ジョージ4世橋沿いにあるお店の一つで、アイコニックな赤色の外観がとても可愛らしいカフェです。1995年にオープンしたエレファント・ハウスは、エディンバラで最も有名なカフェのひとつで、ティーやコーヒー、軽食を提供していました。 J.K.はこのカフェで、エディンバラ城を見ることができる奥のエリアで執筆している最中に、最初の本を出版しました。そのため、エレファント・ハウスはハリー・ポッター小説の「発祥の地」と言われています※12。
私が訪れた時、カフェにはJ.K.がエレファント・ハウスを訪れたときの写真が飾られていました。また、驚いたのはカフェのトイレの中。壁一面に、世界中のハリーポッターファンからのメッセージが書き込まれていました。「ドビーに靴下を」というメッセージが多く、ドビーの人気の強さを感じたことを覚えています。
現在、このエレファント・ハウスは2021年8月に起こったジョージ4世橋の火災の影響で、残念ながら今も休業中です。カフェのオーナーであるデビッド・テイラーは、火災後の瓦礫の中からJ.K.が使用していたテーブルを発見したそうです。テーブルは水と煙の被害を受けたものの、修復は可能なようです※13。
エディンバラといえば、エレファント・ハウスや、ニコルソン・カフェ(現在は別のカフェ)など、「J.K.が執筆活動をしたカフェ」があまりにも有名なので、他のカフェは逆に「J.K.が執筆活動をしていないカフェ」という皮肉の効いた「逆・売り文句?」を使って宣伝をするという興味深い現象が起きています。エレファント・ハウスは残念ながら休業中ですが、エディンバラを訪れる際には、このようなカフェを探してみるのも面白いかもしれません。
まとめ
今回は、エディンバラの文化や歴史、そしてハリーポッター・スポットを巡りながら、街の魅力を探りました。ハリーポッター生誕の街として、また歴史ある美しい街として、エディンバラに少しでも興味を持ってくだされば幸いです。

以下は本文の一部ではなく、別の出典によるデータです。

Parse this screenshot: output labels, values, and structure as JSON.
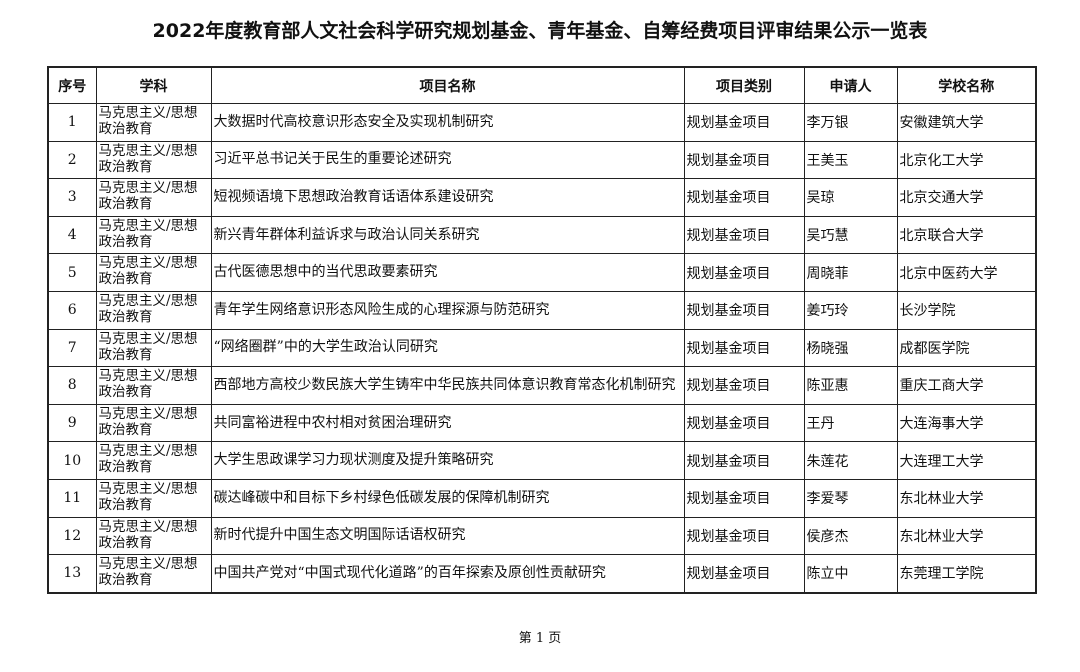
{
  "title": "2022年度教育部人文社会科学研究规划基金、青年基金、自筹经费项目评审结果公示一览表",
  "columns": [
    "序号",
    "学科",
    "项目名称",
    "项目类别",
    "申请人",
    "学校名称"
  ],
  "rows": [
    {
      "no": "1",
      "subject": "马克思主义/思想政治教育",
      "project": "大数据时代高校意识形态安全及实现机制研究",
      "type": "规划基金项目",
      "applicant": "李万银",
      "school": "安徽建筑大学"
    },
    {
      "no": "2",
      "subject": "马克思主义/思想政治教育",
      "project": "习近平总书记关于民生的重要论述研究",
      "type": "规划基金项目",
      "applicant": "王美玉",
      "school": "北京化工大学"
    },
    {
      "no": "3",
      "subject": "马克思主义/思想政治教育",
      "project": "短视频语境下思想政治教育话语体系建设研究",
      "type": "规划基金项目",
      "applicant": "吴琼",
      "school": "北京交通大学"
    },
    {
      "no": "4",
      "subject": "马克思主义/思想政治教育",
      "project": "新兴青年群体利益诉求与政治认同关系研究",
      "type": "规划基金项目",
      "applicant": "吴巧慧",
      "school": "北京联合大学"
    },
    {
      "no": "5",
      "subject": "马克思主义/思想政治教育",
      "project": "古代医德思想中的当代思政要素研究",
      "type": "规划基金项目",
      "applicant": "周晓菲",
      "school": "北京中医药大学"
    },
    {
      "no": "6",
      "subject": "马克思主义/思想政治教育",
      "project": "青年学生网络意识形态风险生成的心理探源与防范研究",
      "type": "规划基金项目",
      "applicant": "姜巧玲",
      "school": "长沙学院"
    },
    {
      "no": "7",
      "subject": "马克思主义/思想政治教育",
      "project": "“网络圈群”中的大学生政治认同研究",
      "type": "规划基金项目",
      "applicant": "杨晓强",
      "school": "成都医学院"
    },
    {
      "no": "8",
      "subject": "马克思主义/思想政治教育",
      "project": "西部地方高校少数民族大学生铸牢中华民族共同体意识教育常态化机制研究",
      "type": "规划基金项目",
      "applicant": "陈亚惠",
      "school": "重庆工商大学"
    },
    {
      "no": "9",
      "subject": "马克思主义/思想政治教育",
      "project": "共同富裕进程中农村相对贫困治理研究",
      "type": "规划基金项目",
      "applicant": "王丹",
      "school": "大连海事大学"
    },
    {
      "no": "10",
      "subject": "马克思主义/思想政治教育",
      "project": "大学生思政课学习力现状测度及提升策略研究",
      "type": "规划基金项目",
      "applicant": "朱莲花",
      "school": "大连理工大学"
    },
    {
      "no": "11",
      "subject": "马克思主义/思想政治教育",
      "project": "碳达峰碳中和目标下乡村绿色低碳发展的保障机制研究",
      "type": "规划基金项目",
      "applicant": "李爱琴",
      "school": "东北林业大学"
    },
    {
      "no": "12",
      "subject": "马克思主义/思想政治教育",
      "project": "新时代提升中国生态文明国际话语权研究",
      "type": "规划基金项目",
      "applicant": "侯彦杰",
      "school": "东北林业大学"
    },
    {
      "no": "13",
      "subject": "马克思主义/思想政治教育",
      "project": "中国共产党对“中国式现代化道路”的百年探索及原创性贡献研究",
      "type": "规划基金项目",
      "applicant": "陈立中",
      "school": "东莞理工学院"
    }
  ],
  "footer": "第 1 页"
}
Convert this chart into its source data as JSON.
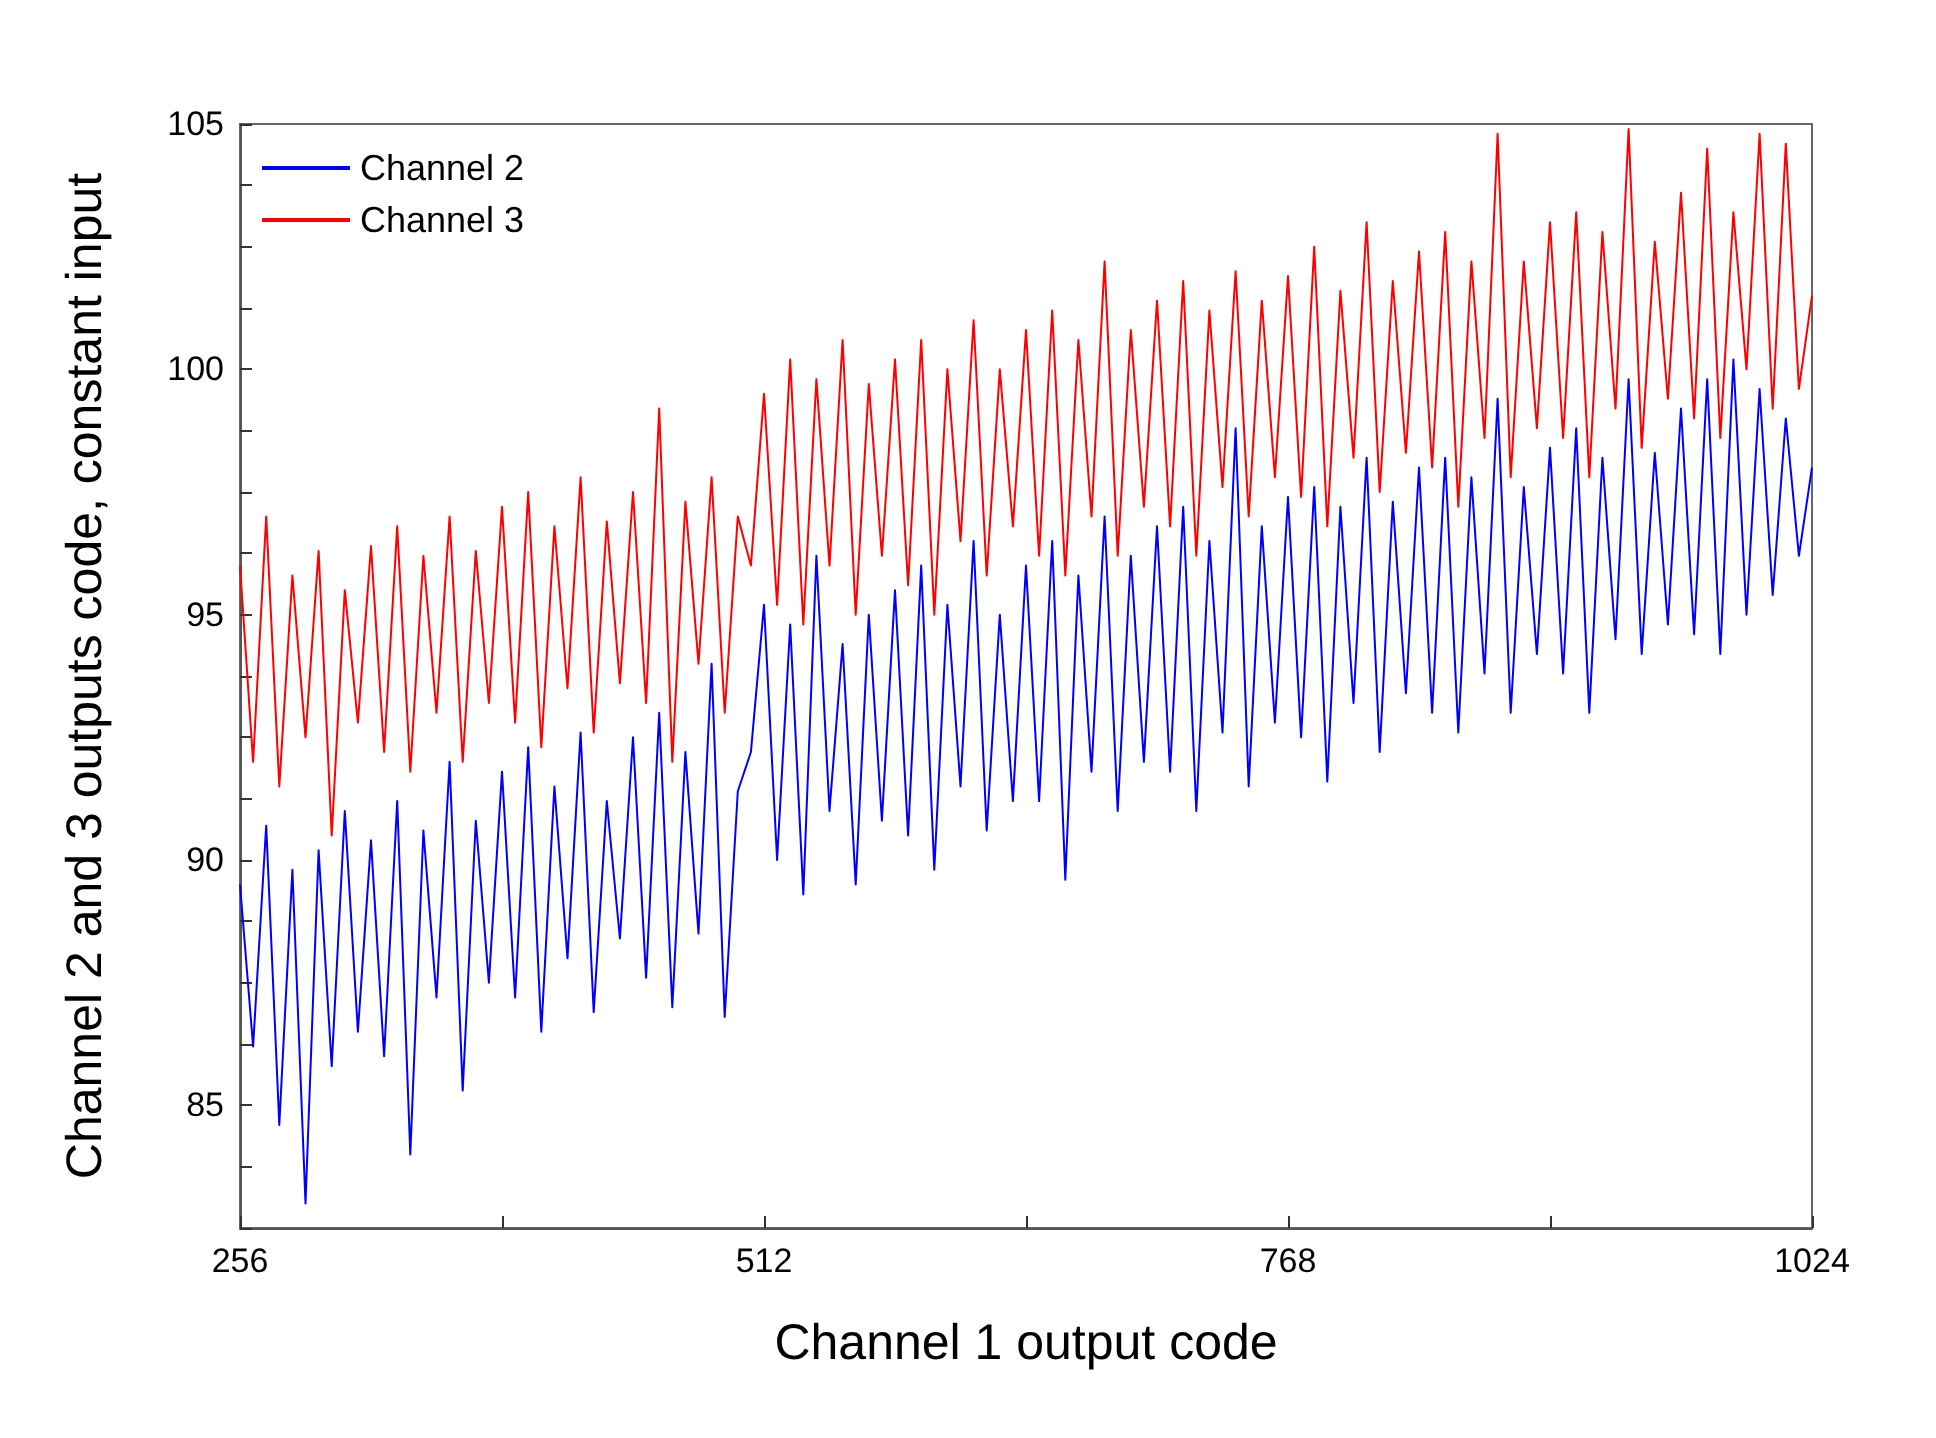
{
  "chart_data": {
    "type": "line",
    "xlabel": "Channel 1 output code",
    "ylabel": "Channel 2 and 3 outputs code, constant input",
    "x": [
      256,
      262.4,
      268.8,
      275.2,
      281.6,
      288,
      294.4,
      300.8,
      307.2,
      313.6,
      320,
      326.4,
      332.8,
      339.2,
      345.6,
      352,
      358.4,
      364.8,
      371.2,
      377.6,
      384,
      390.4,
      396.8,
      403.2,
      409.6,
      416,
      422.4,
      428.8,
      435.2,
      441.6,
      448,
      454.4,
      460.8,
      467.2,
      473.6,
      480,
      486.4,
      492.8,
      499.2,
      505.6,
      512,
      518.4,
      524.8,
      531.2,
      537.6,
      544,
      550.4,
      556.8,
      563.2,
      569.6,
      576,
      582.4,
      588.8,
      595.2,
      601.6,
      608,
      614.4,
      620.8,
      627.2,
      633.6,
      640,
      646.4,
      652.8,
      659.2,
      665.6,
      672,
      678.4,
      684.8,
      691.2,
      697.6,
      704,
      710.4,
      716.8,
      723.2,
      729.6,
      736,
      742.4,
      748.8,
      755.2,
      761.6,
      768,
      774.4,
      780.8,
      787.2,
      793.6,
      800,
      806.4,
      812.8,
      819.2,
      825.6,
      832,
      838.4,
      844.8,
      851.2,
      857.6,
      864,
      870.4,
      876.8,
      883.2,
      889.6,
      896,
      902.4,
      908.8,
      915.2,
      921.6,
      928,
      934.4,
      940.8,
      947.2,
      953.6,
      960,
      966.4,
      972.8,
      979.2,
      985.6,
      992,
      998.4,
      1004.8,
      1011.2,
      1017.6,
      1024
    ],
    "series": [
      {
        "name": "Channel 2",
        "color": "#0000ff",
        "values": [
          89.5,
          86.2,
          90.7,
          84.6,
          89.8,
          83.0,
          90.2,
          85.8,
          91.0,
          86.5,
          90.4,
          86.0,
          91.2,
          84.0,
          90.6,
          87.2,
          92.0,
          85.3,
          90.8,
          87.5,
          91.8,
          87.2,
          92.3,
          86.5,
          91.5,
          88.0,
          92.6,
          86.9,
          91.2,
          88.4,
          92.5,
          87.6,
          93.0,
          87.0,
          92.2,
          88.5,
          94.0,
          86.8,
          91.4,
          92.2,
          95.2,
          90.0,
          94.8,
          89.3,
          96.2,
          91.0,
          94.4,
          89.5,
          95.0,
          90.8,
          95.5,
          90.5,
          96.0,
          89.8,
          95.2,
          91.5,
          96.5,
          90.6,
          95.0,
          91.2,
          96.0,
          91.2,
          96.5,
          89.6,
          95.8,
          91.8,
          97.0,
          91.0,
          96.2,
          92.0,
          96.8,
          91.8,
          97.2,
          91.0,
          96.5,
          92.6,
          98.8,
          91.5,
          96.8,
          92.8,
          97.4,
          92.5,
          97.6,
          91.6,
          97.2,
          93.2,
          98.2,
          92.2,
          97.3,
          93.4,
          98.0,
          93.0,
          98.2,
          92.6,
          97.8,
          93.8,
          99.4,
          93.0,
          97.6,
          94.2,
          98.4,
          93.8,
          98.8,
          93.0,
          98.2,
          94.5,
          99.8,
          94.2,
          98.3,
          94.8,
          99.2,
          94.6,
          99.8,
          94.2,
          100.2,
          95.0,
          99.6,
          95.4,
          99.0,
          96.2,
          98.0
        ]
      },
      {
        "name": "Channel 3",
        "color": "#ff0000",
        "values": [
          96.0,
          92.0,
          97.0,
          91.5,
          95.8,
          92.5,
          96.3,
          90.5,
          95.5,
          92.8,
          96.4,
          92.2,
          96.8,
          91.8,
          96.2,
          93.0,
          97.0,
          92.0,
          96.3,
          93.2,
          97.2,
          92.8,
          97.5,
          92.3,
          96.8,
          93.5,
          97.8,
          92.6,
          96.9,
          93.6,
          97.5,
          93.2,
          99.2,
          92.0,
          97.3,
          94.0,
          97.8,
          93.0,
          97.0,
          96.0,
          99.5,
          95.2,
          100.2,
          94.8,
          99.8,
          96.0,
          100.6,
          95.0,
          99.7,
          96.2,
          100.2,
          95.6,
          100.6,
          95.0,
          100.0,
          96.5,
          101.0,
          95.8,
          100.0,
          96.8,
          100.8,
          96.2,
          101.2,
          95.8,
          100.6,
          97.0,
          102.2,
          96.2,
          100.8,
          97.2,
          101.4,
          96.8,
          101.8,
          96.2,
          101.2,
          97.6,
          102.0,
          97.0,
          101.4,
          97.8,
          101.9,
          97.4,
          102.5,
          96.8,
          101.6,
          98.2,
          103.0,
          97.5,
          101.8,
          98.3,
          102.4,
          98.0,
          102.8,
          97.2,
          102.2,
          98.6,
          104.8,
          97.8,
          102.2,
          98.8,
          103.0,
          98.6,
          103.2,
          97.8,
          102.8,
          99.2,
          104.9,
          98.4,
          102.6,
          99.4,
          103.6,
          99.0,
          104.5,
          98.6,
          103.2,
          100.0,
          104.8,
          99.2,
          104.6,
          99.6,
          101.5
        ]
      }
    ],
    "xlim": [
      256,
      1024
    ],
    "xticks": [
      256,
      {
        "value": 384,
        "label": null
      },
      512,
      {
        "value": 640,
        "label": null
      },
      768,
      {
        "value": 896,
        "label": null
      },
      1024
    ],
    "ylim": [
      82.5,
      105
    ],
    "yticks": [
      {
        "value": 82.5,
        "label": null
      },
      {
        "value": 83.75,
        "label": null
      },
      85,
      {
        "value": 86.25,
        "label": null
      },
      {
        "value": 87.5,
        "label": null
      },
      {
        "value": 88.75,
        "label": null
      },
      90,
      {
        "value": 91.25,
        "label": null
      },
      {
        "value": 92.5,
        "label": null
      },
      {
        "value": 93.75,
        "label": null
      },
      95,
      {
        "value": 96.25,
        "label": null
      },
      {
        "value": 97.5,
        "label": null
      },
      {
        "value": 98.75,
        "label": null
      },
      100,
      {
        "value": 101.25,
        "label": null
      },
      {
        "value": 102.5,
        "label": null
      },
      {
        "value": 103.75,
        "label": null
      },
      105
    ],
    "grid": false,
    "legend": "top left",
    "marker": "none",
    "line_style": "solid"
  }
}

※1 The ultimate Harry Potter guide to Edinburgh, Forever Edinburgh.
※2 'Population Estimates' by National Records of Scotland
※3 Old and New Towns of Edinburgh, UNESCO
※4 「シティセンター」とは、商業、文化、そして多くの場合、歴史的、政治的、地理的な中心地のこと。観光でエディンバラを訪れる場合、シティーセンターに行くのが一般的です。
※6 Victoria Street, Edinburgh World Heritage.
※7 クルックシャンクスやトムなど、シリーズでは綴りが少し異なる名前もある。
※8 多すぎる観光客が押し寄せたために、カークヤードの敷地に損傷してしまった所があるようです。訪れる機会がある方は、敬意を持ってお参りしに行きましょう。
※11 Greyfriars Kirkyard, Edinburgh World Heritage.
※13 Angie Brown, 'JK Rowling table saved from cafe gutted by fire'. BBC News.